Yeah, I think again, time will tell based off that phase three data exactly where this product gets positioned and the size of the population that addresses. To the opening point you made, I think this is an area where we will wait for the data and follow the data before making any commercial decisions.
Yeah. Maybe finally, just a broad question. In general, pricing for biologics is going down, I'm talking about mass market, and volumes are going up a lot. To your point, Repatha 239 times 12, it's about $3,000, just under $3,000 a year. MariTide and obesity drugs now are anywhere between $300 and $400, $500 a month. They require a lot of injections and a lot of injectors. I guess my question with Amgen, I mean, you're making drugs that are costing $150, $200, $300, drugs that cost and work on margin.
Yeah. Yaron. I would start by saying that this evolution is exactly what we wanted. Certainly, I think for years now have seen that U.S. prices in the U.S. and around the world would face pressure over time, our strategy has been volume-driven growth. You're right, to kinda square that circle, what you need is a manufacturing footprint and the capability where you can, you know, keep your cost structure under control and manage that. That's something we've been doing for years. If you look at, you know, Prolia and denosumab, I mean, that's a primary care medicine where we've been able to, you know, earn a very nice return.
And you know, I think credit to the manufacturing and the operations team, what they're, you know, very focused on year after year is driving more, you know, productivity and efficiency gains. That's definitely part of the, part of the game plan.

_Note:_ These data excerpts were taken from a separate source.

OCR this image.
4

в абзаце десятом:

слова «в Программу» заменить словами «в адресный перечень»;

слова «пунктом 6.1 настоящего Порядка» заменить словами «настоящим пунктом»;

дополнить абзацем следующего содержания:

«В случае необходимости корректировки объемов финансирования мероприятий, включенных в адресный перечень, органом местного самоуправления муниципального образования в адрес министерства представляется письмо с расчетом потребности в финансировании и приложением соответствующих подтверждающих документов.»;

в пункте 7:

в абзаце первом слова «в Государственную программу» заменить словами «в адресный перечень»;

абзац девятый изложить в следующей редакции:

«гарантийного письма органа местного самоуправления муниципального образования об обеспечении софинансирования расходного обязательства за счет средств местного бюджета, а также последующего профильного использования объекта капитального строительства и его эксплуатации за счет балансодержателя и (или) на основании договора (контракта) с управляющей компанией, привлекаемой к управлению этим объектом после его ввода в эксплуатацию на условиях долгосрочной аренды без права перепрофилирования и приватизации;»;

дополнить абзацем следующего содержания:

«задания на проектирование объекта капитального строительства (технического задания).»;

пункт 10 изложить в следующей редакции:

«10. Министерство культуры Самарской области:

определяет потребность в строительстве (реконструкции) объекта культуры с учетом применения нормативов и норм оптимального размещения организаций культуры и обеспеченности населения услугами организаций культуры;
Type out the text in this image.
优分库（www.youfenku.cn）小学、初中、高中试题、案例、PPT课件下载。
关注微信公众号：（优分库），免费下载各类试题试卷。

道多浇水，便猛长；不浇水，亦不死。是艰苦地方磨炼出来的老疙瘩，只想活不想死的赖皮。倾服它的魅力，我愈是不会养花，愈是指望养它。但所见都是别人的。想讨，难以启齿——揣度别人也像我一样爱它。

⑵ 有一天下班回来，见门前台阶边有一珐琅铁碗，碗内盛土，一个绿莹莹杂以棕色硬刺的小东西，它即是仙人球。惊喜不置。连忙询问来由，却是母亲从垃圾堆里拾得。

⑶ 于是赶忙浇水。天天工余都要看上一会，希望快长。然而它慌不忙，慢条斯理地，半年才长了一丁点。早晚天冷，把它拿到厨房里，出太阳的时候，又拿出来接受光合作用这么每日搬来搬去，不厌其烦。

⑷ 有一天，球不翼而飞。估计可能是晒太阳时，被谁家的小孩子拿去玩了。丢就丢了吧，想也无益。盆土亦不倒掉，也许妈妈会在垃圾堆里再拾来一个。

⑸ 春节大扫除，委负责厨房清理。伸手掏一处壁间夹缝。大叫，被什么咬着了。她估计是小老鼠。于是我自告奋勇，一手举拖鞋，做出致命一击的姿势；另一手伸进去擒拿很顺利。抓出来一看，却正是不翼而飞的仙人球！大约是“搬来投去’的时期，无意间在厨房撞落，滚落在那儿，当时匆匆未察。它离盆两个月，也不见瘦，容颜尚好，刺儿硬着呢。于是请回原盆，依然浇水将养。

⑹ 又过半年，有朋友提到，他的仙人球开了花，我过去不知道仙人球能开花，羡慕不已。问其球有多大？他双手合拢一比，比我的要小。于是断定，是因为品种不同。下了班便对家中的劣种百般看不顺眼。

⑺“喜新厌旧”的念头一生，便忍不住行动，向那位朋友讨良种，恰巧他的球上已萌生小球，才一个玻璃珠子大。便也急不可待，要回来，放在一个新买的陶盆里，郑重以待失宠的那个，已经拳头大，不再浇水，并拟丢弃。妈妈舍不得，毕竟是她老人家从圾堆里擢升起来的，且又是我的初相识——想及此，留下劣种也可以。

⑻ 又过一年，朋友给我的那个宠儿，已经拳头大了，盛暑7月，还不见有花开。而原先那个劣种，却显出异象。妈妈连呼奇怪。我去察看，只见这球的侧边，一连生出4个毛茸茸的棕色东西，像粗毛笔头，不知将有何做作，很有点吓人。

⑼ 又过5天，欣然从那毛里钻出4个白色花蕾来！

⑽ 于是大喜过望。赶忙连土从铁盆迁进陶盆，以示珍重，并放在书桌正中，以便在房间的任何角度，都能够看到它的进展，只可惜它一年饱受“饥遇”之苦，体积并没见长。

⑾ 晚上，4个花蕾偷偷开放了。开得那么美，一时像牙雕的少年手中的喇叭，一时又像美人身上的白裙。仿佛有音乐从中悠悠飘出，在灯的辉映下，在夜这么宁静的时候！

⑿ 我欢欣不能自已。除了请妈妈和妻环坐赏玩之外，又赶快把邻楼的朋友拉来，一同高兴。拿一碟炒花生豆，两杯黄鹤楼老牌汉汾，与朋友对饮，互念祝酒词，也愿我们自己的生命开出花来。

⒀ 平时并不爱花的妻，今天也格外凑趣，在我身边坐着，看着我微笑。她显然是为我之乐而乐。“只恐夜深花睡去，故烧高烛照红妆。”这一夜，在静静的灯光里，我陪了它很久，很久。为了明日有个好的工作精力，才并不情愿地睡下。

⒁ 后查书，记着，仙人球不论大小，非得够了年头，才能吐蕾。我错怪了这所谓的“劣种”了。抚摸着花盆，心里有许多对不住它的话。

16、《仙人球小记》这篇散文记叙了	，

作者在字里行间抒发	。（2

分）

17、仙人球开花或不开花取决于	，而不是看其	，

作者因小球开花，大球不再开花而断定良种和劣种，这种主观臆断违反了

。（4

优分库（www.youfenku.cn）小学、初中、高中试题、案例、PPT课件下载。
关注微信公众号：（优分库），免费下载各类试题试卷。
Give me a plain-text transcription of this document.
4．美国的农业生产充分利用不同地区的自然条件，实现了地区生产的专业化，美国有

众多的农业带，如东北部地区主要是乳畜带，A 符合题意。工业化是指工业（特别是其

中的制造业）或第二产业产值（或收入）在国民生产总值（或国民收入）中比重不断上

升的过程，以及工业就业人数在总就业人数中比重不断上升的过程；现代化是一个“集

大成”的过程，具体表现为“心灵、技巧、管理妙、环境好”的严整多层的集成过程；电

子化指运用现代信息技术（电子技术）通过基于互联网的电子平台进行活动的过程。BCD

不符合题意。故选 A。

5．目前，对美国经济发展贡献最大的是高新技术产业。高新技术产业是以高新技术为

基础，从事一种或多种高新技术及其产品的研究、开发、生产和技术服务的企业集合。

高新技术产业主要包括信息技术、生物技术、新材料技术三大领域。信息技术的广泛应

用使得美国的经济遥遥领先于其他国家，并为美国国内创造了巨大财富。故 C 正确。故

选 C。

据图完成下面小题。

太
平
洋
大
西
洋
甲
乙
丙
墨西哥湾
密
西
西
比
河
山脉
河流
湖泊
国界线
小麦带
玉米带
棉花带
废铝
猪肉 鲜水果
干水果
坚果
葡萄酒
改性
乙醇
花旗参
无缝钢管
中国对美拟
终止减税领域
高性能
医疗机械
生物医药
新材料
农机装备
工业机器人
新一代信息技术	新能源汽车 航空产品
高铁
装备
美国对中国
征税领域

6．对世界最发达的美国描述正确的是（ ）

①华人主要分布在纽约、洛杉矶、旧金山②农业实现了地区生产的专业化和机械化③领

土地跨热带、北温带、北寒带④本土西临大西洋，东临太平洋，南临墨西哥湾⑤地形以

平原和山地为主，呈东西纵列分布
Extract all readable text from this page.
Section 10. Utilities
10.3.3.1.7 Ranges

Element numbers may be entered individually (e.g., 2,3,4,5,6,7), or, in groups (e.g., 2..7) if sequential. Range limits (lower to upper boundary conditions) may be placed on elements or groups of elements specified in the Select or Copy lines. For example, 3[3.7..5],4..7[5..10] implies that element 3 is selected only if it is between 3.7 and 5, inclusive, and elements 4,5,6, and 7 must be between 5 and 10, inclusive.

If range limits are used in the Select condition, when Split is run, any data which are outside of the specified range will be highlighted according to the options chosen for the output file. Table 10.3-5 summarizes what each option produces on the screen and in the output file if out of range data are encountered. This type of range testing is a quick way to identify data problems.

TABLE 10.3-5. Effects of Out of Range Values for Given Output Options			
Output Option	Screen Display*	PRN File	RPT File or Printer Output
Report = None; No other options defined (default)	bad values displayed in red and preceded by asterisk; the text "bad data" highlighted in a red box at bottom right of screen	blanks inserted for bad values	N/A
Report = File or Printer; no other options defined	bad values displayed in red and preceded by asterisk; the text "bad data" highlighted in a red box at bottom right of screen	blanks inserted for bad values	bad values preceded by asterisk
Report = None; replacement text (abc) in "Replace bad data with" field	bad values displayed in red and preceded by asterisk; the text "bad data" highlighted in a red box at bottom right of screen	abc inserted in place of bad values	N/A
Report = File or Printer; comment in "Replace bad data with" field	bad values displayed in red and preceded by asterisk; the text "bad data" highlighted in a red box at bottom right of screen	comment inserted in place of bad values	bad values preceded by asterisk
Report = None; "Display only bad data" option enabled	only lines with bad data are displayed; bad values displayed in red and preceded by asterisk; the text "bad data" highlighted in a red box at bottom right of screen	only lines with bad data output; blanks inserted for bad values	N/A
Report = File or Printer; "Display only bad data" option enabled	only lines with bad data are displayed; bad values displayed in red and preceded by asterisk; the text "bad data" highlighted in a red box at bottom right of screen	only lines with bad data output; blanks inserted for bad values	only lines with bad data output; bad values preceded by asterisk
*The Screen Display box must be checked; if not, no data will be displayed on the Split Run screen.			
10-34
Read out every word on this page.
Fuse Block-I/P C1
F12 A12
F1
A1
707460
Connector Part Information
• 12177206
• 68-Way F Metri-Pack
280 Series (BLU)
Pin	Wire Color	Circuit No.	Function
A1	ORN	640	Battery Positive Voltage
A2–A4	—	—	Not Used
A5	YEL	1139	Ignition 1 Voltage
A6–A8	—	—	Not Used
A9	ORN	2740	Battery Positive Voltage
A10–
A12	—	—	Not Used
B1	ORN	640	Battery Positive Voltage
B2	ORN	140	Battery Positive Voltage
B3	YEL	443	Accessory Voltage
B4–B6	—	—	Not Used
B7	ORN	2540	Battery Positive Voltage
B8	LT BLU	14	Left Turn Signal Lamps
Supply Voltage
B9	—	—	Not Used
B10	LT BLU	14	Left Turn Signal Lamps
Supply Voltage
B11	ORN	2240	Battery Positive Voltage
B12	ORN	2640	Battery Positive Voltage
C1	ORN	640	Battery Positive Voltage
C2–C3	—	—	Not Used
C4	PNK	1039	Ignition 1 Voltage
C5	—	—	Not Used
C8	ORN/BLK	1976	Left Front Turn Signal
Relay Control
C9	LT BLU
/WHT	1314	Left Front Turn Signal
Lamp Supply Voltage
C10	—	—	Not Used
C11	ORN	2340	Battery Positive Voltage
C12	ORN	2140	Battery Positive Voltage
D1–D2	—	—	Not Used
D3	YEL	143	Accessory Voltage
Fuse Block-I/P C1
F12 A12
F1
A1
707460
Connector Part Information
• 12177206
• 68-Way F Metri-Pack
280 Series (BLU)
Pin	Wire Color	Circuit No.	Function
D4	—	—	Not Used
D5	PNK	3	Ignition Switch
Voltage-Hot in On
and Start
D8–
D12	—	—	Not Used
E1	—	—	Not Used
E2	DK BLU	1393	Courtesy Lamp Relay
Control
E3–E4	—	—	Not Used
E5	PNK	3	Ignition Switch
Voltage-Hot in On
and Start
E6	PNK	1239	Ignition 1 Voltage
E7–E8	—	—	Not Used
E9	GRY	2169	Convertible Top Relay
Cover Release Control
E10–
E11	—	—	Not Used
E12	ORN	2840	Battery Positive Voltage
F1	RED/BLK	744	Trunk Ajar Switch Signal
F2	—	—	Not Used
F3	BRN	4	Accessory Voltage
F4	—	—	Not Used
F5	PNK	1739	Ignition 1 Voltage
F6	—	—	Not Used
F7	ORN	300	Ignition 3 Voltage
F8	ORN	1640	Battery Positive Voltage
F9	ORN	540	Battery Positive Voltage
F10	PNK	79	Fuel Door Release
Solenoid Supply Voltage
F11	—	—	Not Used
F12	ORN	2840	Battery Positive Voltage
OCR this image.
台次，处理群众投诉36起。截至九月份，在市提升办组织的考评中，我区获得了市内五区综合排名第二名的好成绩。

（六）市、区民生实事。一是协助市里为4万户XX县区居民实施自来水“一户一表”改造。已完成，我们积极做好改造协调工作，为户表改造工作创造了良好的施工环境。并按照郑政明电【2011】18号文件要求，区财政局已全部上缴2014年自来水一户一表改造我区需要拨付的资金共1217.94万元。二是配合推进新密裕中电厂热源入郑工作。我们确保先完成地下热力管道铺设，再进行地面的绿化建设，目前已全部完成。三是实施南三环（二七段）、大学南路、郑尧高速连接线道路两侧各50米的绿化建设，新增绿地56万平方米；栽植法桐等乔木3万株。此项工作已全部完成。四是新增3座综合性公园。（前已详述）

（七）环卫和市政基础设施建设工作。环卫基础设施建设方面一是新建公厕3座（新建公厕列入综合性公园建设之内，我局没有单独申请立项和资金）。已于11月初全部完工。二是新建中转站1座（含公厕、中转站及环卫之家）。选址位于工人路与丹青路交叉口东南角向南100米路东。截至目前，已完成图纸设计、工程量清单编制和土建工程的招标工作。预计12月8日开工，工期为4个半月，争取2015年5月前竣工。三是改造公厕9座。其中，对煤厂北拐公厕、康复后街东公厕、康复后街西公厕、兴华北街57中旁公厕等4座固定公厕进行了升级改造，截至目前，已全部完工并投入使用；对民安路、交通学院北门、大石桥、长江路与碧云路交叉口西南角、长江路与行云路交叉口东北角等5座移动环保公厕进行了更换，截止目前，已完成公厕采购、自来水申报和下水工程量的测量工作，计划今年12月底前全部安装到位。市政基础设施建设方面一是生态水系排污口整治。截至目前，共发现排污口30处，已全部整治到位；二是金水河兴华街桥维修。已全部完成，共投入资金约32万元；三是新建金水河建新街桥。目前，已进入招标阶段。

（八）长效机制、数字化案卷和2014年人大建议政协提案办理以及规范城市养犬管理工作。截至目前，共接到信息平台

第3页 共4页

When Amgen launched a new sort of high-yield, perfusion and high-yield manufacturing, does it normally go into all products or certain products get that and some of the other ones don't?
It's really product by product, you know, kinda case by case.
Is it maybe final question, fair to assume that Amgen's making money on every drug?
I don't know. I mean, we don't disclose the gross margin by product. I think if you look at our overall results, you know, I think they speak for themselves.
All right. Well, team, thank you so much. Good to see you. We appreciate it.